Among them was Respiratory Therapist Wanda Reynolds, who was the first hospital employee to get the first dose of the Pfizer messenger RNA vaccine back in December.
“I’m expecting my first grandchild on St. Pattie’s Day,” Reynolds said, “A sweet little boy. And this is huge for me.”
Reynolds reported only minor arm soreness after the first injection -- and was expecting the same after the second. The benefits, she said, are more than worth it.
“The anxiety level that I feel day to day has come down tremendously,” she said. “I highly recommend this for everybody.

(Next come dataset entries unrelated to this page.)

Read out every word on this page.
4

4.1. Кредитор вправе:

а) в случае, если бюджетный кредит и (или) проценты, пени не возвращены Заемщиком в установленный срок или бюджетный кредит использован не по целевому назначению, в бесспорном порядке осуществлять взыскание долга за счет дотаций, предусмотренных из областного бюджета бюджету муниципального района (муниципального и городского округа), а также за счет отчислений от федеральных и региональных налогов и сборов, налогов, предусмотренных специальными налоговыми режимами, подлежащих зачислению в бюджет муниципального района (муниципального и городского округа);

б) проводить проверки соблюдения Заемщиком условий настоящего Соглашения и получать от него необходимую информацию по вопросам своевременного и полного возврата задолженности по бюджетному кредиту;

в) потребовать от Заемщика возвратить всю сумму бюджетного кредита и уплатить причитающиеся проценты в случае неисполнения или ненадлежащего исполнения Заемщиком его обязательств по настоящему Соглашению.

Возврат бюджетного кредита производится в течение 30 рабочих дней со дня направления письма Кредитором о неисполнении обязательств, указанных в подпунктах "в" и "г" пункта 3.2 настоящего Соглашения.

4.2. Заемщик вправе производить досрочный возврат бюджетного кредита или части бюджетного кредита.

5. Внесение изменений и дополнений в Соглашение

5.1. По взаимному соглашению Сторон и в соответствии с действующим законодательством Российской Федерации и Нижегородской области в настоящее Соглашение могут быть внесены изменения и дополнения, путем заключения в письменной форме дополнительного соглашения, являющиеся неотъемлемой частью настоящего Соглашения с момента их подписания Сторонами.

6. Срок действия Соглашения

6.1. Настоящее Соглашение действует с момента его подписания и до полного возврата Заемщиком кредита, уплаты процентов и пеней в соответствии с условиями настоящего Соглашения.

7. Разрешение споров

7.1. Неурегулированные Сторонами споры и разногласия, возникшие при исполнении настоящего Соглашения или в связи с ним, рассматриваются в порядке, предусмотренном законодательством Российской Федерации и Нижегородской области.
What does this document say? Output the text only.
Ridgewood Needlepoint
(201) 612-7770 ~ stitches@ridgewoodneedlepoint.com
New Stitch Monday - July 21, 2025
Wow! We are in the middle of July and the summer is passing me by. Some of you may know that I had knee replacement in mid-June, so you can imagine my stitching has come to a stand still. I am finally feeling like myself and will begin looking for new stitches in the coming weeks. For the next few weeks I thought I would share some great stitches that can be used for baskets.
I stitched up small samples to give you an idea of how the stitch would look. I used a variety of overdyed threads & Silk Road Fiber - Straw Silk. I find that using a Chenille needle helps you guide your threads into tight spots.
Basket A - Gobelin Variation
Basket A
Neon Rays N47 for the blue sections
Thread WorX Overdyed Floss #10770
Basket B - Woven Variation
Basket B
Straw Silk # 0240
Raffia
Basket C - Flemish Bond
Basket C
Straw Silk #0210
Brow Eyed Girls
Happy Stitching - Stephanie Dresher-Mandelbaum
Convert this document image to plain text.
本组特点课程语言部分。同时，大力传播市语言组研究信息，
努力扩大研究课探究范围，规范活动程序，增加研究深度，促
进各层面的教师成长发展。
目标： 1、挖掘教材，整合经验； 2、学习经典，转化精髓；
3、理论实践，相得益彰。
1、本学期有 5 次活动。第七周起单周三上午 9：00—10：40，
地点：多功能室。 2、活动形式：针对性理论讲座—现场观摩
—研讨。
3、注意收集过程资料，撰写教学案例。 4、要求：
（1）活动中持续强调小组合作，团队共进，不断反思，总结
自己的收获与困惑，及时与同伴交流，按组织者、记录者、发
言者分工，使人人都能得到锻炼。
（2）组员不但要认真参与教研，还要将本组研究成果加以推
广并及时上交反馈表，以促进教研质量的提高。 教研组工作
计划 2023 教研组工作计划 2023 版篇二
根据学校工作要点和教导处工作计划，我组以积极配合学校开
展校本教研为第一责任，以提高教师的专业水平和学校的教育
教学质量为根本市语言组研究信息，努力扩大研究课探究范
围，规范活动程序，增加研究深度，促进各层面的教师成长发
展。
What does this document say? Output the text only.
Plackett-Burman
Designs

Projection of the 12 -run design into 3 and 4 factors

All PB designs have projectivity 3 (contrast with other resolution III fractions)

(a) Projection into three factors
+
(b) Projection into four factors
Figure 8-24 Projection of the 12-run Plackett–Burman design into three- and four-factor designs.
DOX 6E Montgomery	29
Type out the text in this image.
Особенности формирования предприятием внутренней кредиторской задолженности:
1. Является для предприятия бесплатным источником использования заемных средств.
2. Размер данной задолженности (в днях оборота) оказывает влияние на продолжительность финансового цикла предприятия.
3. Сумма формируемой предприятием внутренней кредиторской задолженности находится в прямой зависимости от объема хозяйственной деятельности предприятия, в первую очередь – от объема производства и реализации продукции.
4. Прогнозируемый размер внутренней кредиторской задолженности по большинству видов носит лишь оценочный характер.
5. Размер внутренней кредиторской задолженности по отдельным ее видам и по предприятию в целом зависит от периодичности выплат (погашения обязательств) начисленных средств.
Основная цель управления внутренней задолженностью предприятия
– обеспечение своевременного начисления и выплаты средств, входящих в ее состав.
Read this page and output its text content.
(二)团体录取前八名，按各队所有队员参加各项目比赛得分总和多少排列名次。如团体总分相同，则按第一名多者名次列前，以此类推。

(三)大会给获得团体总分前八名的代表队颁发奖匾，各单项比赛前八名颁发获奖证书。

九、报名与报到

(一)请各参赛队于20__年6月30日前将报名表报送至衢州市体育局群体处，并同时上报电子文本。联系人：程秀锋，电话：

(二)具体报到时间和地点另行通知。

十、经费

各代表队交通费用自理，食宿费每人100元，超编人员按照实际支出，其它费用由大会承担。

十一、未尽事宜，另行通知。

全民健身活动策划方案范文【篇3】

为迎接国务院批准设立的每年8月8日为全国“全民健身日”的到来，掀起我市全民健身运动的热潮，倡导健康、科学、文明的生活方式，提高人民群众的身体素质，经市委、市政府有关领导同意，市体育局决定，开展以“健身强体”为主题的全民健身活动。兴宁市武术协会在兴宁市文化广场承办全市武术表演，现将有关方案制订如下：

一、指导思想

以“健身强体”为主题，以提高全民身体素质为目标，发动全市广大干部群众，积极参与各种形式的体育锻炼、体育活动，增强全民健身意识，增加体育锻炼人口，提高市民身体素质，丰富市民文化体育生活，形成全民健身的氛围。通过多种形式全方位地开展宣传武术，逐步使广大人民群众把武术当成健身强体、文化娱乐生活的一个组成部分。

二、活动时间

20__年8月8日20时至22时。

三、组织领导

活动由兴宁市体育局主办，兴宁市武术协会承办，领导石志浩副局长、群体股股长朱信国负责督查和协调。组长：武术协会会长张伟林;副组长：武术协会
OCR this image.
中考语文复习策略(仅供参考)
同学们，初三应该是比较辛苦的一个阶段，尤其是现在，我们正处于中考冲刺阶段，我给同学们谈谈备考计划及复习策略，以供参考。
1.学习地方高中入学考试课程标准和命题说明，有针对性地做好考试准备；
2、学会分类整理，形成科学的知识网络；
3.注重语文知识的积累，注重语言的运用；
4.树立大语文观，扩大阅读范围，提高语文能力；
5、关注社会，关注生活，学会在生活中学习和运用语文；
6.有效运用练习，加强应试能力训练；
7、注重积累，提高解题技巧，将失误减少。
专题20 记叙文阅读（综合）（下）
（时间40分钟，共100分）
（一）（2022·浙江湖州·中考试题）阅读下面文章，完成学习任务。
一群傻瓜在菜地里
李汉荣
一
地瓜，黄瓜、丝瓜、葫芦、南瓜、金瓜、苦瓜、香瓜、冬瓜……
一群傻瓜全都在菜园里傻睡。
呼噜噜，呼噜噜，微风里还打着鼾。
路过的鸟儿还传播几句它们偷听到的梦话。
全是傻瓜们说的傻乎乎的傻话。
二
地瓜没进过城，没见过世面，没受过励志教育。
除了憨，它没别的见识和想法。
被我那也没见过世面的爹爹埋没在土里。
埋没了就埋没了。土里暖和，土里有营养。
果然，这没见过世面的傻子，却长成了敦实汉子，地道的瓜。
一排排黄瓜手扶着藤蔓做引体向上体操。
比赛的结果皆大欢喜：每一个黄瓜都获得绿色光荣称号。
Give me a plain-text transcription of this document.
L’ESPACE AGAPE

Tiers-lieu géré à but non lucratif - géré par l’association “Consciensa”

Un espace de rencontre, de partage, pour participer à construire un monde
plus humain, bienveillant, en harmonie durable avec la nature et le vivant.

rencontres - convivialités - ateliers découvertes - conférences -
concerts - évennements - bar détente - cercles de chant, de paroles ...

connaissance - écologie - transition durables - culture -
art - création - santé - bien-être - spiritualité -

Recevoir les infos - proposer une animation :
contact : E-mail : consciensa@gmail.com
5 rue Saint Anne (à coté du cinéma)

You will feel so much better and so much safer.”
Even as vaccination efforts pick up around the world, health experts are keeping an eye on the progress of what looks to be the first possible threat to the effectiveness of current vaccines -- a mutant strain of Covid first found in Nelson Mandela Bay in South Africa, and thus known as the South African variant.
Like the British variant, the South African variant has multiple mutations. The concern is, some of those mutations are concentrated on the spike proteins -- the very structures targeted by currently available vaccines.
“And if those proteins are eliminated our vaccines will no longer recognize a target to bind to, much like a lock and key,” said George Abraham, MD, Chief of Medicine at St. Vincent Hospital.
It’s unknown to what degree -- or even if -- the South African variant will make current vaccinations sub-optimal. But the early consensus is at least some good can still come from getting vaccinated -- variant aside.
“It’s quite likely that any of the vaccines that are used will have some impact,” said Tim Schacker, MD, an infectious disease physician at the University of Minnesota Medical School. “Because they promote the development of a broad range of antibodies... not just a single antibody.”
At the moment, there’s no evidence the South African variant is in the United States. Then again, as Dr. Abraham points out, the U.S. performs genetic tests on only a tiny fraction of Covid samples. He thinks it’s likely we missed the entry of the highly contagious British variant by weeks.